Mantan Menko Kemaritiman ini mengatakan, jika produksi petani menurun maka pemerintah kembali memberlakukan opsi impor beras.
Hal ini, katanya, berbeda dengan yang dilakukan pemerintahan Presiden Gus Dur. Selama dua tahun pemerintahannya, Gus Dur tidak melakukan impor beras sama sekali.
Ekonom senior itu mengungkapkan, hal pertama yang dilakukan pemerintah Gus Dur yaitu memberi pupuk subsidi. Kedua, harga pembelian gabah rationya ditingkatkan dari biasanya 1,50 menjadi 1,75.
Artinya untuk pupuk 1 dan untungnya petani 0,75 sehingga petani bersemangat untuk meningkatkan produksi sehingga selama dua tahun pemetintah tidak impor beras sama sekali,” jelas Rizal.

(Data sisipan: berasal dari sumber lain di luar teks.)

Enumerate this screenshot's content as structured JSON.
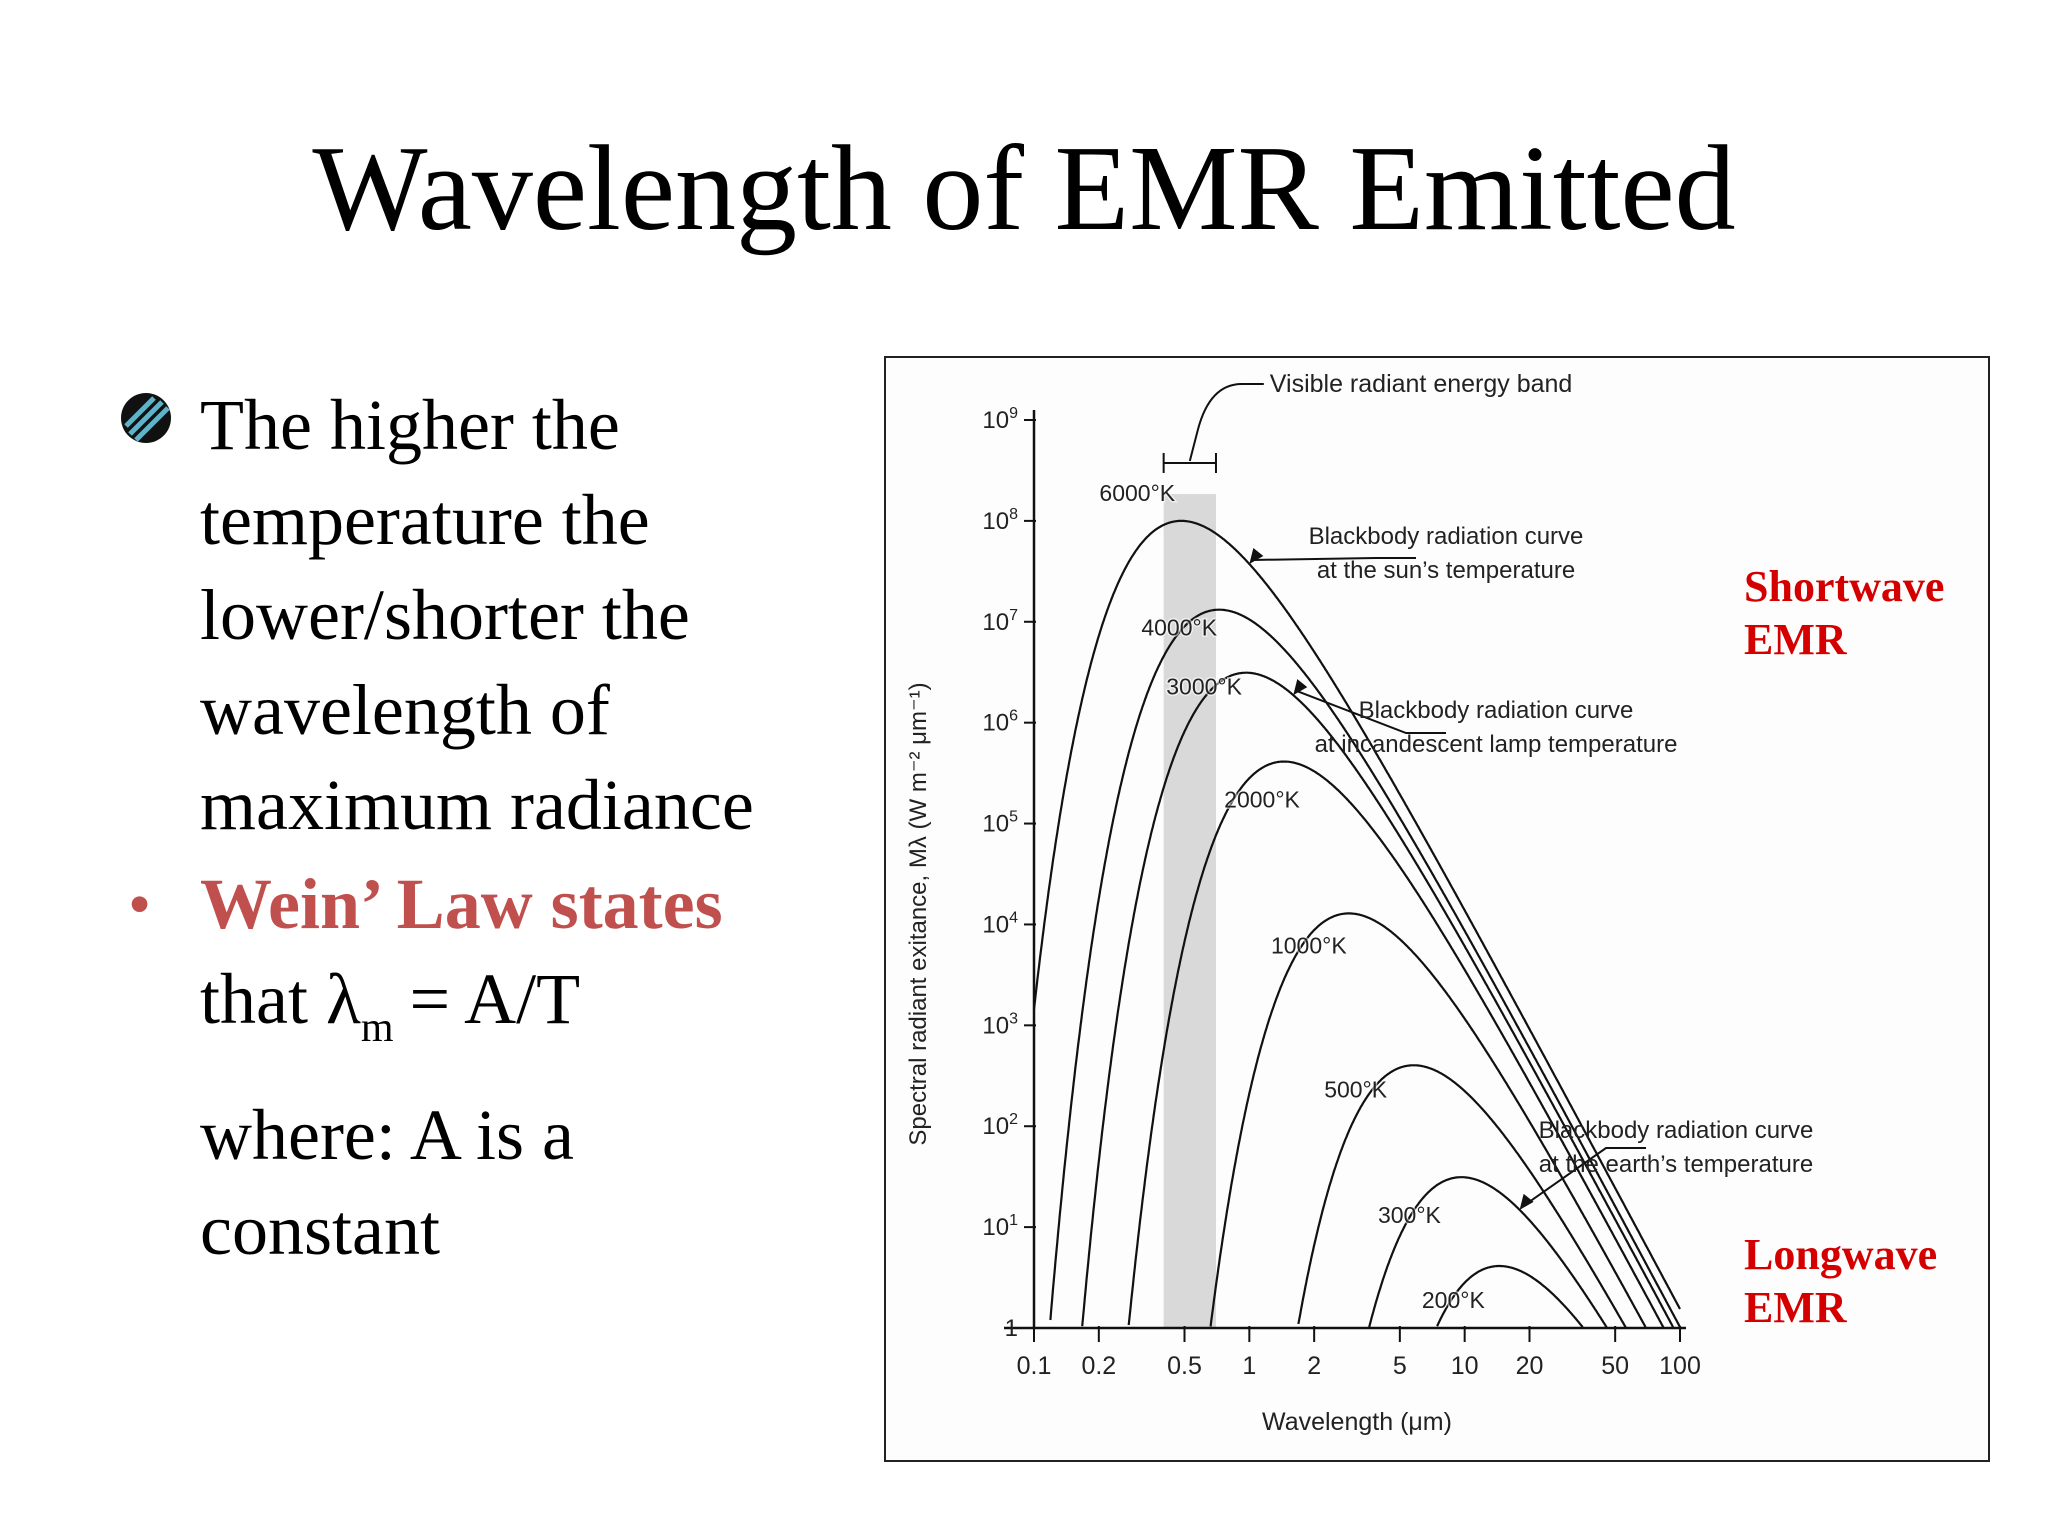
{
  "slide": {
    "title": "Wavelength of EMR Emitted",
    "bullet1_lines": [
      "The higher the",
      "temperature the",
      "lower/shorter the",
      "wavelength of",
      "maximum radiance"
    ],
    "bullet2_red": "Wein’ Law states",
    "bullet2_that": "that λ",
    "bullet2_sub": "m",
    "bullet2_rest": " = A/T",
    "bullet3_lines": [
      "where: A is a",
      "constant"
    ]
  },
  "labels": {
    "shortwave": [
      "Shortwave",
      "EMR"
    ],
    "longwave": [
      "Longwave",
      "EMR"
    ]
  },
  "colors": {
    "accent_red": "#c0504d",
    "label_red": "#d40000",
    "band_gray": "#d9d9d9"
  },
  "chart_data": {
    "type": "line",
    "xscale": "log",
    "yscale": "log",
    "xlabel": "Wavelength (μm)",
    "ylabel": "Spectral radiant exitance, Mλ (W m⁻² μm⁻¹)",
    "xlim": [
      0.1,
      100
    ],
    "ylim": [
      1,
      1000000000
    ],
    "x_ticks": [
      0.1,
      0.2,
      0.5,
      1,
      2,
      5,
      10,
      20,
      50,
      100
    ],
    "x_tick_labels": [
      "0.1",
      "0.2",
      "0.5",
      "1",
      "2",
      "5",
      "10",
      "20",
      "50",
      "100"
    ],
    "y_tick_labels": [
      {
        "base": "1",
        "exp": ""
      },
      {
        "base": "10",
        "exp": "1"
      },
      {
        "base": "10",
        "exp": "2"
      },
      {
        "base": "10",
        "exp": "3"
      },
      {
        "base": "10",
        "exp": "4"
      },
      {
        "base": "10",
        "exp": "5"
      },
      {
        "base": "10",
        "exp": "6"
      },
      {
        "base": "10",
        "exp": "7"
      },
      {
        "base": "10",
        "exp": "8"
      },
      {
        "base": "10",
        "exp": "9"
      }
    ],
    "visible_band": {
      "from": 0.4,
      "to": 0.7,
      "label": "Visible radiant energy band"
    },
    "series": [
      {
        "name": "6000°K",
        "temperature": 6000
      },
      {
        "name": "4000°K",
        "temperature": 4000
      },
      {
        "name": "3000°K",
        "temperature": 3000
      },
      {
        "name": "2000°K",
        "temperature": 2000
      },
      {
        "name": "1000°K",
        "temperature": 1000
      },
      {
        "name": "500°K",
        "temperature": 500
      },
      {
        "name": "300°K",
        "temperature": 300
      },
      {
        "name": "200°K",
        "temperature": 200
      }
    ],
    "annotations": [
      {
        "lines": [
          "Blackbody radiation curve",
          "at the sun’s temperature"
        ]
      },
      {
        "lines": [
          "Blackbody radiation curve",
          "at incandescent lamp temperature"
        ]
      },
      {
        "lines": [
          "Blackbody radiation curve",
          "at the earth’s temperature"
        ]
      }
    ]
  }
}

“Itulah kenapa sejak zaman Orba sampai zaman Gus Dur melakukan subsidi pupuk karena dengan adanya pupuk murah untuk petani, produktivitas dan produksi padi bisa naik sehingga kita tidak perlu impor,” kata Rizal.
Awasi Penyelewengan
Alasan Jokowi mengurangi jenis pupuk bersubsidi karena banyak penyelewengan. Rizal menanggapi alasan itu kelihatan seakan-akan benar. Tapi jika diteliti lebih dalam, maka analisa itu salah.
Ia mengatakan, subsidi tidak selalu jelek, asalkan bisa meningkatkan produktivitas.

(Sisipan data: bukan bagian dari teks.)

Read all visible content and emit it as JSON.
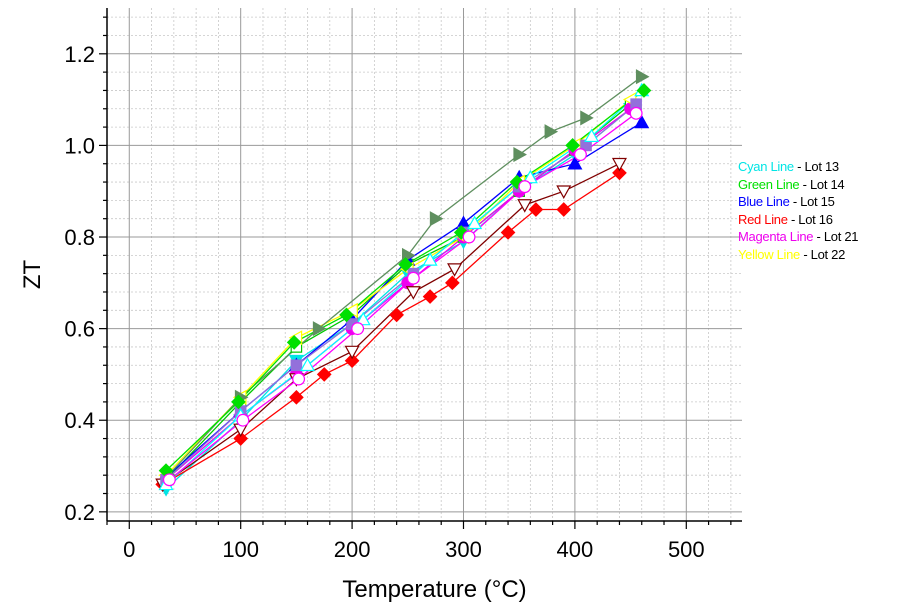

“Maaf ya, saya terpaksa harus kasih kuliah Pak Jokowi melalui akun YouTube @EdyChannel ini. Tidak seperti pakem ekonom-ekonom neoliberal, subsidi itu tidak selalu jelek asalkan meningkatkan produktivitas dan produksi,” tandas Rizal dalam sebuah diskusi akun YouTube EdyChannel.
Rizal justru menyarankan seharusnya pemerintah mengawasi dan menindak penyalahgunaan penyaluran subsidi secara tegas.

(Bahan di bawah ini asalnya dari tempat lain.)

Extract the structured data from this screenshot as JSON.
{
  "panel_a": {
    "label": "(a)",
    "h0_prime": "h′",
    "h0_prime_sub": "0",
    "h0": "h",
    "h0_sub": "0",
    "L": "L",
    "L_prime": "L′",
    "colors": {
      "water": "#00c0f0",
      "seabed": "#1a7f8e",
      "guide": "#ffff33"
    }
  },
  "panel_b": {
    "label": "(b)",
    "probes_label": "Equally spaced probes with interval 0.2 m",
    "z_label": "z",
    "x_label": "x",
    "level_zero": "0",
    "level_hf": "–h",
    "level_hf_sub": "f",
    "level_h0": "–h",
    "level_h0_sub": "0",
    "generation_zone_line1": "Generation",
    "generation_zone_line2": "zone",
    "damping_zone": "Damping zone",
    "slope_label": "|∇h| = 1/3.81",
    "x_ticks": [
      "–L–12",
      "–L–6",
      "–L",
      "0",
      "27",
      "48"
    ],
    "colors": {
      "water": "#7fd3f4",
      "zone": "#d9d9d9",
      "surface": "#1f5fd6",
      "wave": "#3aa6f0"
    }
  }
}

“Sebenarnya jika terjadi penyalahgunaan subsidi pupuk yang seharusnya untuk petani, tapi jatuhnya ke perkebunan-perkebunan swasta. Yang main itu pasti direksi-direksi pabrik pupuk, direksi-direksi distributor pupuk, atau BUMN-BUMN bidang perkebunan. Itu kan anak buahnya Pak Jokowi, itu yang harus disikat, bukan dengan mengurangi subsidi pupuk untuk petani,” tukasnya.
Mantan Penasihat Fraksi ABRI/Polri di DPR/MPR RI itu mengatakan, beberapa waktu lalu Presiden Jokowi mengatakan, untuk mengantisipasi Elnino, produksi produksi beras harus ditingkatkan.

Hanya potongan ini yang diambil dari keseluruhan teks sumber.